Net neutrality is the Houston way (courtesy of the Houston Chronicle)

My op-ed in the August 29, 2018 edition of the Houston Chronicle urging area Republican members of Congress to join the bi-partisan effort to restore net neutrality and avoid placing Houston’s economic boom at risk.

(courtesy of the Houston Chronicle)

Net neutrality is the Houston way

Our city’s flexible land use policy, “The Houston Way,” has paired with our organic entrepreneurial spirit, deregulatory impulse and appreciation for diversity to create a highly favorable commercial climate where both large and small businesses can participate in one of the greatest economic and real estate growth spurts in the country.

The loss of net neutrality protections puts that all at risk.

Recall last December, when at the behest of big telecoms like Verizon, Spectrum and AT&T, the FCC wiped away decades of net neutrality protections. By a 3-2 vote, the Commission eliminated our ability to determine which apps, services and websites to use, instead ceding that right to the Internet Service Providers (ISPs) we pay for internet access. Before, the protections prohibited ISPs from blocking, slowing or speeding up websites or applications and from creating slow lanes for sites that refused to pay enhanced fast lane fees. Plus, ISPs like AT&T or Yahoo couldn’t provide preferential treatment to their own media sites.

Essentially, the protections that the Federal Communications Commission enforced for decades ensured an open and free internet. Local news sites and those espousing politically unpopular views could all compete with the large media companies. Any new or small business could be found online and appear at the top of relevant search results. And, startups could launch without burning funds to pay AT&T, Spectrum or Comcast just to load their site.

Whereas net neutrality prohibited the ISPs that we pay for online access from picking winners and losers, the new rules allow it, ensuring victory to the ISPs, as well as to the dominant media and internet companies that can afford to pay ISPs’ enhanced fees such as Netflix, CNN, Fox, Facebook, Amazon and Google. The losers? Well, everyone else, including any startup seeking to be the next great thing.

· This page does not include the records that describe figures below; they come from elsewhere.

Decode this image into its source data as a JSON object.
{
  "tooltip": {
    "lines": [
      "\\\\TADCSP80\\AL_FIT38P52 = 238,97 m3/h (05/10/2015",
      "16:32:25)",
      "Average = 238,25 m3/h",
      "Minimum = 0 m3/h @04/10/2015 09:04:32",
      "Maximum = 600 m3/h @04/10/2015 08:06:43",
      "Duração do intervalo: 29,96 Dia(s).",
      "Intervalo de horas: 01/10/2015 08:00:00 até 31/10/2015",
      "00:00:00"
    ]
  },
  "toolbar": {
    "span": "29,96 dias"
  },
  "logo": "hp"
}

Even in our politically divisive climate however, net neutrality remains popular across party lines. On May 16, a bipartisan majority of the U.S. Senate passed the Congressional Review Act, or CRA, which restores the protections formally established in 2015. Now pending in the U.S. House of Representatives, the CRA requires additional support to pass. However, no Houston-area Republican member of Congress has yet to express support of net neutrality by supporting the CRA.

If Congress does not enact the CRA, potential entrepreneurs, startups and small business owners all across Houston will face new online fees that may create significant barriers, including:

  1. Difficulty realizing revenue because customers cannot easily find small businesses online.
  2. Greater expenses for online presence due to enhanced fees such as fast lane and quick website load charges.
  3. Increased expenses for every online tool used to track inventory, run payroll and pay taxes.
  4. Challenges for online startups to raise capital due to business uncertainty.

While the loss of net neutrality protections impacts the entire country, a city such as Houston will be hurt even more. We’re a city where 99 percent of businesses are small businesses and entrepreneurs know they’re welcome. Particularly vulnerable would be our city’s growing health care innovation sector. Startups such as Aprenda and Decision, which require the ability to swiftly and reliably move mass data across the internet, will encounter significant bottom-line pressure. Other Houston cloud-based startups, like cloud-based electronics manufacturer Macrofab, will also be hit by new fees.

Think of the net neutrality issue like FERC-regulated oil and gas pipelines. What if instead of independently regulating the interstate transmission of natural gas and oil, the Federal Energy Regulatory Commission amended its rules to provide a significant and permanent advantage to major companies that build, operate and use the pipelines? This hypothetical example describes the FCC’s non-net neutrality rules.

Houstonians thrive in an open environment where everyone possesses the opportunity to succeed. The repeal of net neutrality protections disrupts this atmosphere and defies the future we imagine for our community. The Houston Way instructs net neutrality. I encourage our Washington representatives to understand the consequences of an economy without net neutrality and therefore support the CRA.